Are the Chicago Case-Shiller numbers good or bad?

My idea of roughing it is staying in a Days Inn. So I considered it living like a mountain man this weekend when my family and I went camping just over the border in Wisconsin. I was staying in a lodge, complete with shower, TV and kitchen. But there were bugs all over the place, so that counts as rustic.

It rained most of Saturday morning, so many of the campers huddled inside these lodges. Another family and ours got to talking. When the family found out that I wrote about Chicago real estate, the father of the group immediately asked me the big question: “Is the Chicago housing market getting better?”

I gave him the only answer I could give: “I have no idea.”

Just look at the latest numbers from the Standard & Poor’s/Case-Shiller Home Price Index. This index is an important one, one that economists look to when determining the health of the housing markets in the country’s largest cities. According to a recent story on the Chicago Tribune’s Breaking News site, the latest Case-Shiller index shows that Chicago housing prices rose 1.2 percent from April to May of this year.

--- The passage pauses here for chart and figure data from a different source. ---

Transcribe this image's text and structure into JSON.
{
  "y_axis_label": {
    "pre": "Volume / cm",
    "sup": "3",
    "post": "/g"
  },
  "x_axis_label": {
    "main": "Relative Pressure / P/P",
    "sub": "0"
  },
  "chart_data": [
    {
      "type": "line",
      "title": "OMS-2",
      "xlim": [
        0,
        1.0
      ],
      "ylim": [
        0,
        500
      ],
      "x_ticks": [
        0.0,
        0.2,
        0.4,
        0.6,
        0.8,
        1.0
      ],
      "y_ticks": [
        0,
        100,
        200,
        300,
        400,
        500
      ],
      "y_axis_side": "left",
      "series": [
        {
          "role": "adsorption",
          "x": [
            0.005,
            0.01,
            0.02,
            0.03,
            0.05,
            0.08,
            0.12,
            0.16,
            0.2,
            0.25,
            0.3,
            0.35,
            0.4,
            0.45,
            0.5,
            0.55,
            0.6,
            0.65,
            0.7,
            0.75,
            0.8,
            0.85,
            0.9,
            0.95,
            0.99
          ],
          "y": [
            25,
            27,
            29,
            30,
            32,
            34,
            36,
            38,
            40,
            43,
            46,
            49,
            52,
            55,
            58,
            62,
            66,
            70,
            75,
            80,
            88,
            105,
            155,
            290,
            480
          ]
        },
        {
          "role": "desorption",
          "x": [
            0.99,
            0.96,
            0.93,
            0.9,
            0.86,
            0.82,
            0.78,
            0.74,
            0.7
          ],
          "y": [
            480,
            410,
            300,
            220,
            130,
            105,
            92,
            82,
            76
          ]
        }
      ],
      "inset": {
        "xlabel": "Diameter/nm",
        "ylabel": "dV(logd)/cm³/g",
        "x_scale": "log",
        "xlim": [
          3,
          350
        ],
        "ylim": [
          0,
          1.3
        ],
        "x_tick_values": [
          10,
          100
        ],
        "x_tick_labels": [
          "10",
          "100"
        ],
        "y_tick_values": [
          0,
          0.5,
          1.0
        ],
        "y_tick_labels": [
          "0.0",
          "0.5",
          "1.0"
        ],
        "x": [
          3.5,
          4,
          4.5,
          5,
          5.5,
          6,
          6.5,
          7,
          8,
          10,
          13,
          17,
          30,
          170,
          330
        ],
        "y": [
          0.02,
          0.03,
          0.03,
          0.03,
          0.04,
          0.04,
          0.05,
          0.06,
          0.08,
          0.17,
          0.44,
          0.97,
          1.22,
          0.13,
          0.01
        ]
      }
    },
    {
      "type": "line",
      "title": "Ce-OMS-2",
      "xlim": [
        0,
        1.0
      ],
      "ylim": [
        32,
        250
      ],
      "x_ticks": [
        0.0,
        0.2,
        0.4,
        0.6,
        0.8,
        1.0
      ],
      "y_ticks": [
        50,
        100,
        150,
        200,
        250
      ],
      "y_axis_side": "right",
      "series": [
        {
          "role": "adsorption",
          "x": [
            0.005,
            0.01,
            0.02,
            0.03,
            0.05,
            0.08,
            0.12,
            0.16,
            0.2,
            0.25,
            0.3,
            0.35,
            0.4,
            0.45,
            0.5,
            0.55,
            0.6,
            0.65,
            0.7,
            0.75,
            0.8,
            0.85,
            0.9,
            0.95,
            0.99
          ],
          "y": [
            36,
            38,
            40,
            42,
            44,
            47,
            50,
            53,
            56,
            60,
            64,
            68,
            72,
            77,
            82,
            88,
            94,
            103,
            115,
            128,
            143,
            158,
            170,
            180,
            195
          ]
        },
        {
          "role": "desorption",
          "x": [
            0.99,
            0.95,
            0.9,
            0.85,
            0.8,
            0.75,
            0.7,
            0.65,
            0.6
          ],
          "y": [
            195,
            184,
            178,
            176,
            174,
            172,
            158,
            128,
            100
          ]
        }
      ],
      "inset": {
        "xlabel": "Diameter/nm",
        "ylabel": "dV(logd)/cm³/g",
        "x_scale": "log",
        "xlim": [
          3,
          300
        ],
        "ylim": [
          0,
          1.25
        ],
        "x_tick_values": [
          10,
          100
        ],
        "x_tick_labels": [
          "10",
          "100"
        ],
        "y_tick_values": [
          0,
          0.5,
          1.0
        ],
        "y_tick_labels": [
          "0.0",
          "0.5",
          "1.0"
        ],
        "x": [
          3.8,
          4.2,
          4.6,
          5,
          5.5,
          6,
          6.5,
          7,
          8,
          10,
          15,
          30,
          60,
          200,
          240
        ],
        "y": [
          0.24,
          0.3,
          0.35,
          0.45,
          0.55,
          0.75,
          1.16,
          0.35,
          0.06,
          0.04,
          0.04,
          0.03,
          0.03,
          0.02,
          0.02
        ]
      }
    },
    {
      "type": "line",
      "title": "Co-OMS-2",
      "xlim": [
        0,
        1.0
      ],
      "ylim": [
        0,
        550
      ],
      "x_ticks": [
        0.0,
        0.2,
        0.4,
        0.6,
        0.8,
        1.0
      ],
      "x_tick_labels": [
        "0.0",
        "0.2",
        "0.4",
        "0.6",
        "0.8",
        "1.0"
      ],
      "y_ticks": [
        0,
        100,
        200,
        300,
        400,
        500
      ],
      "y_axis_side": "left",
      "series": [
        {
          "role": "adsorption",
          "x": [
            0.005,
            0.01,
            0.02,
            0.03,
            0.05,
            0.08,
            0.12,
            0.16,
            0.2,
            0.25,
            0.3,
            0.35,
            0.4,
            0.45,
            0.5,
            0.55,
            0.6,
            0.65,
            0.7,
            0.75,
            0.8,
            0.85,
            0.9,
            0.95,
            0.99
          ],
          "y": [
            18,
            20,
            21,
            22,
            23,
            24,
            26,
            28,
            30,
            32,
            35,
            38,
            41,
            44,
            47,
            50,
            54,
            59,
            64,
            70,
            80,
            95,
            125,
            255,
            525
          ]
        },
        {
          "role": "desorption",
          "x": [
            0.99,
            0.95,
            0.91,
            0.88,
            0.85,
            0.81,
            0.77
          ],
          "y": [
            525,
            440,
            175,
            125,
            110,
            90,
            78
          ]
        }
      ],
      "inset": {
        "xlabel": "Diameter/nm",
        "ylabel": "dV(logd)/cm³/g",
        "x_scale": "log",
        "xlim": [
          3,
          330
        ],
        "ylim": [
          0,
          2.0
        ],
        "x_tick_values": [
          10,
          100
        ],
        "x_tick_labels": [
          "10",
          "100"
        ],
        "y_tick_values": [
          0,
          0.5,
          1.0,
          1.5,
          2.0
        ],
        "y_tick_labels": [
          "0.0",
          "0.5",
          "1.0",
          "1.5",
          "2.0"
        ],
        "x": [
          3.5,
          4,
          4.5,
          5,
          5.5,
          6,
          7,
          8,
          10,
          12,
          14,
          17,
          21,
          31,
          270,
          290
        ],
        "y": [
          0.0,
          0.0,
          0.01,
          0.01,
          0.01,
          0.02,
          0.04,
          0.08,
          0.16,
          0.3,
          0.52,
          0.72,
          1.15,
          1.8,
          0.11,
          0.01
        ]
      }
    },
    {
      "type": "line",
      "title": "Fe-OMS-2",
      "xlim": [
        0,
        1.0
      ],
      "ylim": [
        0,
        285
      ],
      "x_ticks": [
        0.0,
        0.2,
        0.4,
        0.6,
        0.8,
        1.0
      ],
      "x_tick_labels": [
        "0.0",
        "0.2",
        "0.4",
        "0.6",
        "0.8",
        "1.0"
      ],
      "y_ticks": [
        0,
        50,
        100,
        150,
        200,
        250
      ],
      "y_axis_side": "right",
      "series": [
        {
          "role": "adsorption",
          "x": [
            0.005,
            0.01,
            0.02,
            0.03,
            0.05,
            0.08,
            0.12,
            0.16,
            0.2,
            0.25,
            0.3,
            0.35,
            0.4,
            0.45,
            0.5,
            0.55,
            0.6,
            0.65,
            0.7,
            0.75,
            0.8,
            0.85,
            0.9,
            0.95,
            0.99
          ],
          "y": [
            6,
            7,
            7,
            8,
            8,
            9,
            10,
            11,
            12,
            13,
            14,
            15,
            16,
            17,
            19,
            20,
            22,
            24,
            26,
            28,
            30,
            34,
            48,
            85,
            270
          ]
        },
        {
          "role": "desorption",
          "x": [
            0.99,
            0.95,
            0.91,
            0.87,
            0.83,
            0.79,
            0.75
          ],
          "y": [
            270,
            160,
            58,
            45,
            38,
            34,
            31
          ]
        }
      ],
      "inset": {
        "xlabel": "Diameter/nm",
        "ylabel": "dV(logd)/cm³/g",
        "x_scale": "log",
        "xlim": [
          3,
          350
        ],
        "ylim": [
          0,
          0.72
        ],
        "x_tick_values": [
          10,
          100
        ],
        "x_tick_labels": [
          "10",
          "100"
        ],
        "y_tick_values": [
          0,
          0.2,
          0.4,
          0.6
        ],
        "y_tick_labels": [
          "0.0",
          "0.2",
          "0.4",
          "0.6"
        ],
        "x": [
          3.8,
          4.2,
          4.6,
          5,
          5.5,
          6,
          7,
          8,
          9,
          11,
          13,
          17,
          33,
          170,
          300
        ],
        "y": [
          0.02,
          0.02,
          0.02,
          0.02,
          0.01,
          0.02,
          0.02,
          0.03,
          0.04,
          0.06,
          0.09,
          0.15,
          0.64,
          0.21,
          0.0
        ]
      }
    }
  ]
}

That’s good news. Unfortunately, Chicago housing prices were down 1.5 percent in May of this year when compared to the same month one year earlier. Depending on how liberal you want to be with the definition of “good,” the Case-Shiller survey had one more piece of good news for Chicago home sellers: While housing prices this May were down in Chicago from the same month one year earlier, they weren’t down by as much as they were in 2009. In May of 2009, housing prices in the Chicago area had dropped 17.5 percent from the same month one year earlier.

This is what makes predicting the health of the Chicago housing market so difficult. You can find both good and bad news in just about any study that comes out.